Friday, October 23, 2009 4:13 AM,

A student asked me if I could further explain sorting.  The more I think about 
it, the insertion sort I went over in class is a little more complex to 
program than I would like.  In fact, a few of my TAs had commented that I 
should have taught you a simpler sorting algorithm, and on further thought, 
they are right.  I thought the Insertion sort would be good because everyone
(practically) has sorted a deck of cards.  But when you try to sort this way, 
it seems for most people, keeping track of everything is a little too much.

So, let's try another sort, a Selection sort.  After moving the 16 grades to a 
space in your program that was allocated perhaps by a .BLKW #16 pseudo-op, you 
are ready to sort these 16 values in place.

Let's reduce the number from 16 to 6 just to save time going over it.

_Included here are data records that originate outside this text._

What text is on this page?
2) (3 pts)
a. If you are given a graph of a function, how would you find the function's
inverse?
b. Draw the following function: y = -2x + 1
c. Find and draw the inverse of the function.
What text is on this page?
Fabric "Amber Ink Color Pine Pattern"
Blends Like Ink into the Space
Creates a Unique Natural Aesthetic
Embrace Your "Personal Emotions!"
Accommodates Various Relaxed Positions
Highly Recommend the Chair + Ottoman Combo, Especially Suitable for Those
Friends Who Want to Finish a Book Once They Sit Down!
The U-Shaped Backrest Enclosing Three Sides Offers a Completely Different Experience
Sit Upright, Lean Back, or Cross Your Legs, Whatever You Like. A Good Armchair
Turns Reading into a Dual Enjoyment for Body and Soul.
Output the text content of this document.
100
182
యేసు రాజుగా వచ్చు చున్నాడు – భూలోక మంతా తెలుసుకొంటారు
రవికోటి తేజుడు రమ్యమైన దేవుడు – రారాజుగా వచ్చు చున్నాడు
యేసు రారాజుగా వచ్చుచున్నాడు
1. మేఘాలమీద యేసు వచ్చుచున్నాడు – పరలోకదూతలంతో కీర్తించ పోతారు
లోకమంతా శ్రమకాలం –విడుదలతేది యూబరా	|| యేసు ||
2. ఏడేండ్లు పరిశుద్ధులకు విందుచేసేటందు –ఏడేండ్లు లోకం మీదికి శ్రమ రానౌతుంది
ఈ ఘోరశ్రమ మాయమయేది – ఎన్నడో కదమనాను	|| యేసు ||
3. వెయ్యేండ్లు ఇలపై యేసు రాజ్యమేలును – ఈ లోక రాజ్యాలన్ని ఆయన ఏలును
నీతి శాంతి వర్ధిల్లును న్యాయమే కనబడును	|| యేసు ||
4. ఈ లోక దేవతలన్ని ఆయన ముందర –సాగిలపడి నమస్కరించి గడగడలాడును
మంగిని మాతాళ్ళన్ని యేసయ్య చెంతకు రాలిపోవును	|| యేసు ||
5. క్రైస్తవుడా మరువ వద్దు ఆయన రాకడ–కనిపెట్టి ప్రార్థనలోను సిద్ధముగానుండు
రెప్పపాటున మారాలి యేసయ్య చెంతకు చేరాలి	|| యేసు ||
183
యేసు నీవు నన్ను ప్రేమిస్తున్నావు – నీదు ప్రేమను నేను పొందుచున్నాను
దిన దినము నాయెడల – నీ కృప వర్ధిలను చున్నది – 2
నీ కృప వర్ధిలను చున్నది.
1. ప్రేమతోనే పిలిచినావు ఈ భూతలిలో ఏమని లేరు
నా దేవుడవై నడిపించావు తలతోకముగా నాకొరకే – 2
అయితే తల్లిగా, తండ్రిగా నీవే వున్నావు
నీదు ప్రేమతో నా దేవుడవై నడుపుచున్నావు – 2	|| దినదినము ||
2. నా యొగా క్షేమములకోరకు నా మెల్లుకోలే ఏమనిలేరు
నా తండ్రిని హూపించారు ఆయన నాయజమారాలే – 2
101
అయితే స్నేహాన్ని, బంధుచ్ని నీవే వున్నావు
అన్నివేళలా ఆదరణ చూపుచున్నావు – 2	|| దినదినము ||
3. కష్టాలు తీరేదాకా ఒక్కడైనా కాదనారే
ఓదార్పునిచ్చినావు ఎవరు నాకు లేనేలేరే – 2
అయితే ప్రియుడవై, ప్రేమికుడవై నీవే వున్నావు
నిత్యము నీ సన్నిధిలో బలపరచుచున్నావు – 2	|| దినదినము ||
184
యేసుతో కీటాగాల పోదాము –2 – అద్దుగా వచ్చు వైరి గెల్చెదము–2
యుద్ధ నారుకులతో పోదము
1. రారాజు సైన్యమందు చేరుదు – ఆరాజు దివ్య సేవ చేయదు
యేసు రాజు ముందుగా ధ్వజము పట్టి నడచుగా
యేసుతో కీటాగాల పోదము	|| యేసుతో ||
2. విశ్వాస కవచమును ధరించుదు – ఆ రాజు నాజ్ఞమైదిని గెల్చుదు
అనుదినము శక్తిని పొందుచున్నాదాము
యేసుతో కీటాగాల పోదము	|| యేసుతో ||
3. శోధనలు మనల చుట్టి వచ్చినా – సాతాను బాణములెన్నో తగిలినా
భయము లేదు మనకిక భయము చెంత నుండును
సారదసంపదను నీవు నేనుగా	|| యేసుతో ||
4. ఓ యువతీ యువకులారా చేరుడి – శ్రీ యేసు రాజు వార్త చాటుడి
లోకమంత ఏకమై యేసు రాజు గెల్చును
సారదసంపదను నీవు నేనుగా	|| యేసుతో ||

Suppose your program included:   


			SPACE   .BLKW  #6.  


And suppose SPACE is location x3050. And suppose you have moved the six 
grades. 
You have:

x3050: 81
x3051: 85
x3052: 26
x3053: 99
x3054: 02
x3055: 06

The selection sort works as follows:  The first iteration will swap the value 
in x3050 with the largest value.  Then we will have the highest grade in the 
right place, and the problem is to sort 5 grades.  

The second iteration will swap the value now in x3051 with the highest of the 
5 remaining grades.  Then we will have the top two grades in the right place, 
and the problem is to sort 4 grades.

So, we will need to make six iterations in all.  Each iteration is needed to 
fill one slot in the final sorted sequence.  (Yes, we can tweak this and 
optimize, but let's not worry about that in favor of understanding the basic 
algorithm.)

How do we fill the "top" slot in the iteration we are working on.

Simple method.  Start with two pointers, one keeping track of the slot to be 
filled, the other sequencing through the rest, looking for the highest grade.  
We will also need a register to contain the highest grade "so far"
and another register to say where that grade is stored.  

So, for example, in the first pass, we start with R1 pointing to x3050,
R2 pointing to x3051. R3 contains 81 - the highest grade so far (we have only 
looked at one grade so far!) and R4 contains x3050, the address of the 
location containing the highest grade so far.  We will use R5 to contain the 
value pointed to by R2, as R2 goes through all the locations yet to be 
examined.

I compare R3 (the highest value so far) with R5 (85 - the value pointed to by 
R2).  Since 85 > 81, I put 85 into R3 (85 is the new highest grade so far) and 
x3051 into R4 (x3051 is the location of the highest grade so far).  Then we 
increment R2.  Next, we compare 85 with 26.  Since 26 is smaller, we move on.
Next, we compare 85 with 99.  99 is bigger so we put 99 into R3 and x3053 into 
R4.  Next 99 with 02. Next 99 with 06.  

Look at what we have done.  Each "next" value is obtained by incrementing R2, 
and comparing what is there with what is in R3.  If we ever move that value to 
R3, we need to store the address that is in R2 into R4, since R4 keeps track 
of the address of the highest grade so far.  We keep incrementing R2 until we 
get to the end of memory locations containing grades.

Once we reach the end of the grades, we have the highest grade in R3 and its 
address in R4.  That is R3 contains M[R4].  So we swap M[R1] and M[R4], and we 
are done with that iteration.

We go on to the next iteration by moving R1 to point to the next item and 
continue as above.

A snapshot of memory after each iteration yields:

x3050: 81 99 99 99 99 99 99
x3051: 85 85 85 85 85 85 85
x3052: 26 26 26 81 81 81 81
x3053: 99 81 81 26 26 26 26
x3054: 02 02 02 02 02 06 06
x3055: 06 06 06 06 06 02 02

You note that the last iteration produced nothing useful since when you 
swapped the grade that belonged in the next to last slot, you also put the 
lowest grade in the last slot.  So, you can actually do this in n-1 iterations 
to sort n values.

Hope this helps.

Good luck finishing the program.

Yale Patt